2.3. – Com’è noto, l’errore di fatto rilevante ai fini della revocazione della sentenza, ivi comprese quelle della Corte di cassazione, postula l’esistenza di un contrasto fra due rappresentazioni dello stesso oggetto, risultanti una dalla sentenza impugnata e l’altra dagli atti processuali, e deve a) consistere in un errore di percezione o in una mera svista materiale che abbia indotto, anche implicitamente, il giudice a supporre l’esistenza o l’inesistenza di un fatto che risulti incontestabilmente escluso o accertato alla stregua degli atti di causa, sempre che il fatto stesso non abbia costituito oggetto di un punto controverso sul quale il giudice si sia pronunciato, b) risultare con immediatezza ed obiettività, senza bisogno di particolari indagini ermeneutiche o argomentazioni induttive, c) essere essenziale e decisivo, nel senso che, in sua assenza, la decisione sarebbe stata diversa (cfr. Cass. n. 16439-2021; Cass. n.3190-2006). In riferimento alle sentenze di cassazione, esso deve inoltre riguardare gli atti interni al giudizio di legittimità, cioè quelli che la Corte può esaminare direttamente, con propria indagine di fatto, nell’ambito dei motivi di ricorso e delle questioni rilevabili d’ufficio, e deve avere carattere autonomo, nel senso di incidere esclusivamente sulla sentenza di cassazione (cfr. Cass. n. 26643-2018; Cass. n. 4456-2015; Cass. n. 3820-2014). Inoltre, in tema di revocazione delle sentenze della Corte di Cassazione, configurabile solo nelle ipotesi in cui essa sia giudice del fatto ed incorra in errore meramente percettivo, non può ritenersi inficiata da errore di fatto la sentenza della quale si censuri la valutazione di uno dei motivi del ricorso ritenendo che sia stata espressa senza considerare le argomentazioni contenute nell’atto d’impugnazione, perché in tal caso è dedotta un’errata considerazione e interpretazione dell’oggetto di ricorso (Cass. n. 3760-2018).

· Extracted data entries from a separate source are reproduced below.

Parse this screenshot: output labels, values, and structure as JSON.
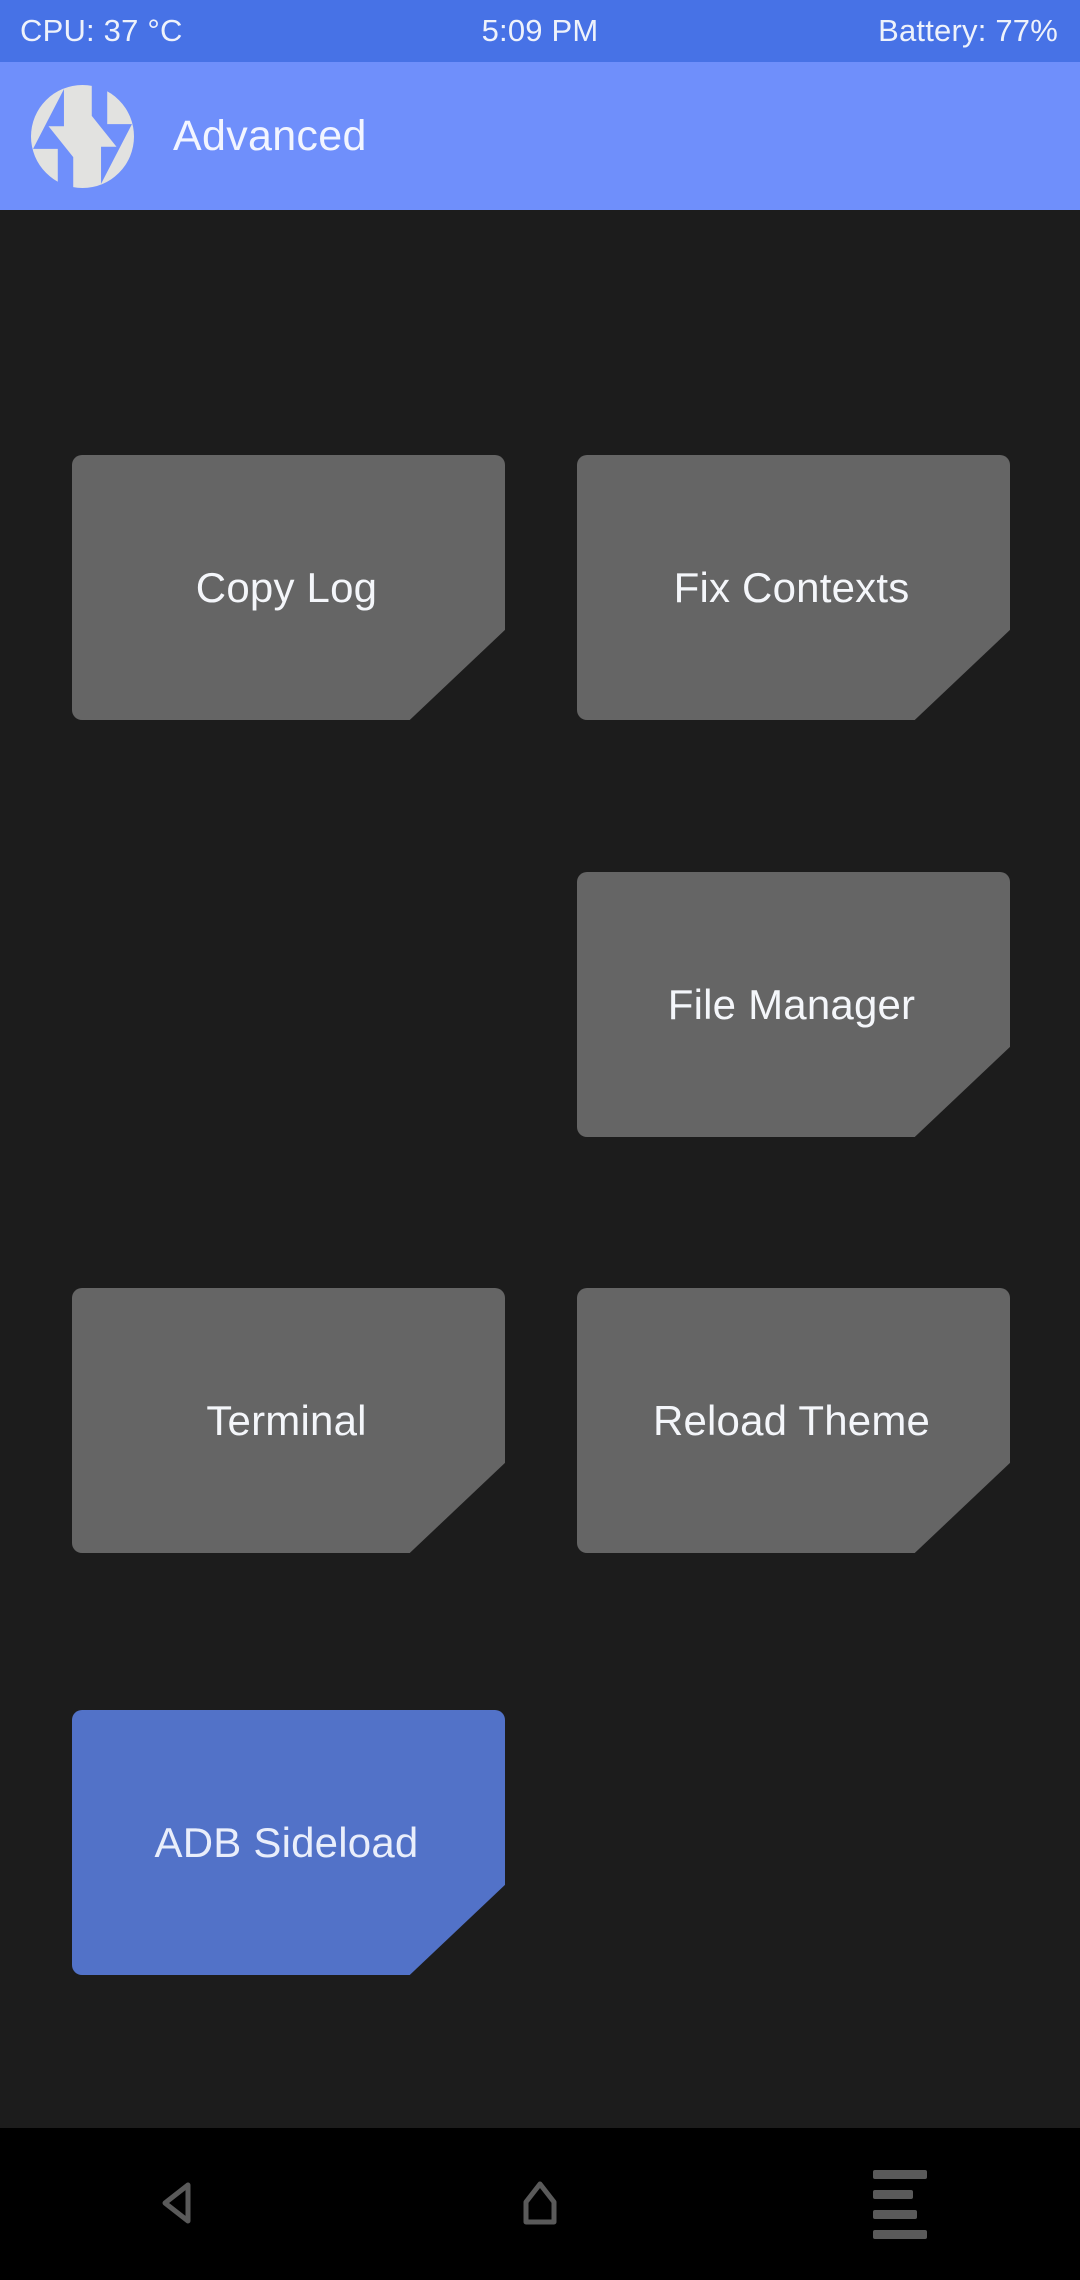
{
  "statusbar": {
    "cpu": "CPU: 37 °C",
    "time": "5:09 PM",
    "battery": "Battery: 77%"
  },
  "header": {
    "title": "Advanced",
    "logo_name": "twrp-logo-icon",
    "background": "#6f8ffb"
  },
  "theme": {
    "accent": "#5272c8",
    "button": "#656565",
    "background": "#1c1c1c",
    "statusbar": "#4772e6",
    "text": "#f4f6fa"
  },
  "main": {
    "buttons": [
      {
        "id": "copy-log",
        "label": "Copy Log",
        "column": "left",
        "row": 1,
        "accent": false
      },
      {
        "id": "fix-contexts",
        "label": "Fix Contexts",
        "column": "right",
        "row": 1,
        "accent": false
      },
      {
        "id": "file-manager",
        "label": "File Manager",
        "column": "right",
        "row": 2,
        "accent": false
      },
      {
        "id": "terminal",
        "label": "Terminal",
        "column": "left",
        "row": 3,
        "accent": false
      },
      {
        "id": "reload-theme",
        "label": "Reload Theme",
        "column": "right",
        "row": 3,
        "accent": false
      },
      {
        "id": "adb-sideload",
        "label": "ADB Sideload",
        "column": "left",
        "row": 4,
        "accent": true
      }
    ]
  },
  "navbar": {
    "items": [
      {
        "id": "back",
        "icon": "back-triangle-icon",
        "label": "Back"
      },
      {
        "id": "home",
        "icon": "home-icon",
        "label": "Home"
      },
      {
        "id": "recents",
        "icon": "recents-menu-icon",
        "label": "Recents"
      }
    ]
  }
}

2.4. – Nel caso di specie – posto che il mancato esperimento di azioni esecutive da parte di C.C. nei confronti di E.E. è circostanza acquisita agli atti, di cui si dà espresso conto nell’ordinanza impugnata – ove è illustrata l’incidenza avuta propriodai ripetuti comportamenti elusivi del padre su tale mancanza e sulla dimostrazione dell’insufficienza dei mezzi (fol.4) – risulta evidente che la censura non riguarda alcun fatto, ma la motivazione reiettiva dell’originario ricorso.
2.5. – Invero, questa Corte nell’impugnata ordinanza n. 13345-2023, ha – sulla basedi una valutazione delle risultanze processuali del giudizio di merito – ritenuto corretta la sentenza della Corte d’appello che aveva applicato la responsabilità sussidiaria dei nonni, ex art. 316-bis c.c., in considerazione del fatto che il padre della minore si era reso irreperibile, cambiando di continuo abitazione e lavoro, in modo da non consentire di agire nei suoi confronti, e che il medesimo era stato perfino condannato ai sensi dell’art. 570 c.p. L’impugnata sentenza è, peraltro, conforme alla giurisprudenza di questa Corte circa l’obbligo sussidiario dei nonni (Cass. n.10419-2018), che ha ritenuto sussistente, con valutazione in diritto insindacabile in questa sede.
- – In conclusione, il ricorso è inammissibile. Le spese seguono la soccombenza nella misura liquidata in dispositivo. Raddoppio del contributo unificato, ove dovuto. Oscuramento dei dati personali.